All this of course just follows on from the work of Peter McKenna (Not the VFL footballer but I wont go into that again) which I breathlessly admired a year or so back when I wrote about his series Hidden Assets and Kin. The latter especially had a sense of Shakespearean downfall about its gang leaders and their trusted offspring, their lieutenants and the powerful women who pulled their strings. It also had two of the most ferocious villains you'll ever come across - the successive heads of the Kinsella gang played by Ciaran Hinds and Francis Magee.
Blue Lights created by Declan Lawn, Adam Patterson and Louise Gallagher, is much more a descendant of Z Cars and The Bill. Series one tossed us into a police station where a handful of rookie cops, all with a backstory that had to be explained, start policing the mean streets of Belfast. The lines between the old cops and the young were clear. The old cops knew much, in one case too much, and the young cops knew bugger all. Of the four young cops in series one, one has dropped out and become a lawyer with a cause that has to be the most slow burning element of series two.
By series two, now on SBS on Demand if you can stand the ads for Chemist Warehouse, or elsewhere if you look around, the back stories are given and a couple of new cops are introduced, both of them appearing to be dodgy in ways that only get explained later.
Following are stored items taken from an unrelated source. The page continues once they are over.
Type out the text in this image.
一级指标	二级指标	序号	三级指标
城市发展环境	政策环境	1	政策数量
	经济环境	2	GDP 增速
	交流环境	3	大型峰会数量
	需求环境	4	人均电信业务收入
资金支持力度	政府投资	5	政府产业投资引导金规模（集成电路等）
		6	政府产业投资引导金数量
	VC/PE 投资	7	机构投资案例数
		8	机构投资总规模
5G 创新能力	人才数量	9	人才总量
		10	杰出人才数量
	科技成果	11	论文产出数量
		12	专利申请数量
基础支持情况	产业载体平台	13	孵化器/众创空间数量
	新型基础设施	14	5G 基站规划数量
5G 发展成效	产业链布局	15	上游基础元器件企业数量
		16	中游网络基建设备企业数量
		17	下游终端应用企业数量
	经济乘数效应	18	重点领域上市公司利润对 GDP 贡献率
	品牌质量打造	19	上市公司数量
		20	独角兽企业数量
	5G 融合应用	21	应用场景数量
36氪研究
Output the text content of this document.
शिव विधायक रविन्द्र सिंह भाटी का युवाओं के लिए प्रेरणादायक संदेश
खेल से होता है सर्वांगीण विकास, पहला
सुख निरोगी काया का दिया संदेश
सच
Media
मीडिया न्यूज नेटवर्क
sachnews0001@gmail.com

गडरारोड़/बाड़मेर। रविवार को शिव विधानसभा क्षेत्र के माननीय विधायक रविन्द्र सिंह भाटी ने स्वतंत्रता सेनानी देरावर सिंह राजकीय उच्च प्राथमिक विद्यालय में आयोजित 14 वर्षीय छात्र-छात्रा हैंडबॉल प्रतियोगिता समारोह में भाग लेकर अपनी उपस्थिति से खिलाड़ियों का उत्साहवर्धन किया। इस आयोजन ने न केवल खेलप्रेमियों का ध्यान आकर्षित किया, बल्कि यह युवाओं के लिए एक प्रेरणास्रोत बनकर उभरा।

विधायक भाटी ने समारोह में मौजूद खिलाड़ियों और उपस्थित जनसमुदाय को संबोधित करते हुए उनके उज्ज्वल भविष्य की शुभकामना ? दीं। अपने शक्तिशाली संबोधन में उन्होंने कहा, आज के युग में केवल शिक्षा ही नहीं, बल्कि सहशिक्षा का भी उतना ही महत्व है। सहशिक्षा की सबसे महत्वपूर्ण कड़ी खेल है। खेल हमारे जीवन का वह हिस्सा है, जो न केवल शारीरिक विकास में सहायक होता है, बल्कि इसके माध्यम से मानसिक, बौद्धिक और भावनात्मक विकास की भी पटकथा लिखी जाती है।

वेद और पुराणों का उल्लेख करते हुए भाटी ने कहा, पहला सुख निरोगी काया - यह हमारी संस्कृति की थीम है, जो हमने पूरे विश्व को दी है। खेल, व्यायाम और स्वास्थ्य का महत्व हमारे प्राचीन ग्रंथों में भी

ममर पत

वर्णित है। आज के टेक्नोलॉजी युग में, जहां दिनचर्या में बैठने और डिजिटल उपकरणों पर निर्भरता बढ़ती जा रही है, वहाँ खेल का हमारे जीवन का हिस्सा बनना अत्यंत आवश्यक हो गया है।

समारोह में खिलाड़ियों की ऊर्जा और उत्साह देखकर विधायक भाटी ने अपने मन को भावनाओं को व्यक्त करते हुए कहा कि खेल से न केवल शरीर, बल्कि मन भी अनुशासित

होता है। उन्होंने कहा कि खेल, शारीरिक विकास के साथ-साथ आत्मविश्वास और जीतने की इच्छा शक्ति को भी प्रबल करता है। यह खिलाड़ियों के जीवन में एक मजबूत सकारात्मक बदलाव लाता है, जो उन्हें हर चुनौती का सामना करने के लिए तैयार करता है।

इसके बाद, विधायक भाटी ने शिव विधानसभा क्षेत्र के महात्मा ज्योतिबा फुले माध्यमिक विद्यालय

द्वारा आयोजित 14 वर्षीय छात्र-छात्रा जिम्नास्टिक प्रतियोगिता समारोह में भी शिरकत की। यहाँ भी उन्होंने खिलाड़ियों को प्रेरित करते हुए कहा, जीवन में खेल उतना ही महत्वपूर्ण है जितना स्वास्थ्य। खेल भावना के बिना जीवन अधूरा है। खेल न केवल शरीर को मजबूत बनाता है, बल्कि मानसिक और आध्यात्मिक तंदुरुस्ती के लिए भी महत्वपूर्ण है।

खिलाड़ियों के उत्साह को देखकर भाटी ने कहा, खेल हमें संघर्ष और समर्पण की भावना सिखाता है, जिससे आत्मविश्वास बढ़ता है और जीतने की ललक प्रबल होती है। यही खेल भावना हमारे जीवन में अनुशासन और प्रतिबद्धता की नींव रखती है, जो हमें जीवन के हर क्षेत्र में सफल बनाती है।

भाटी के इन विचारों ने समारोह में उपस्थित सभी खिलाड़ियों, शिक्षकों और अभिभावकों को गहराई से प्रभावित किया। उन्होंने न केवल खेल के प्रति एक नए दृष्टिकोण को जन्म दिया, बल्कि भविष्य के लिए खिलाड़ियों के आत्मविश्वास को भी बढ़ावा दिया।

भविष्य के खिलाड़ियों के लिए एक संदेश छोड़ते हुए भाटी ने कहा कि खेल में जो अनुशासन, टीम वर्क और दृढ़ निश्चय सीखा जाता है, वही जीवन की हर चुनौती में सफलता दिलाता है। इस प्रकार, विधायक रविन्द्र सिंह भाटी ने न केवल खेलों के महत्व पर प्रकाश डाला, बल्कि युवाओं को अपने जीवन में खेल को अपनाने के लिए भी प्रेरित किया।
The new cops are there because drug crime and drug dealing has got out of control and two Loyalist gangs are at war with each other. Into this steps an ex-military man whose sister runs a bar which pays protection money to one of the gangs. The veteran, who saw and did terrible things in Afghanistan, isn't going to take it anymore. ..Enough said...
Will Forte, Siobhan Cullen, Robyn Cara, Bodkin
Bodkin, screening on Netflix is a much smarter bit of film-making, much less formulaic if you dont regard the crime, the corrupt police, mysterious disappearances and cold case investigations as part of a formula I guess. A Guardian-type journalist is under the pump for a story she has written exposing crime in high places which has led to the death of her whistleblower. Her editor decides she needs to cool off so sends her back to her homeland Ireland to investigate a cold case involving mysterious disappearances. Somehow or other an American podcaster and his enthusiastic assistant are also investigating the case and the contrast couldn't be clearer.
The journo is abrupt, crash through or crash and the podcaster is full of handwringing political correctness about what he should and shouldn't be doing. It has a drollery to it that's irresistible. The credits may shock you. I know nothing about the writer/showrunner Jez Scharf but I have heard of two of the many Executive Producers, Barack and Michelle Obama and the director of the first two eps Nash Edgerton. How a boy from Sydney get picked up to direct two eps of an Irish TV series is a mystery but I guess that's how the worldwide network of agents and producers works these days.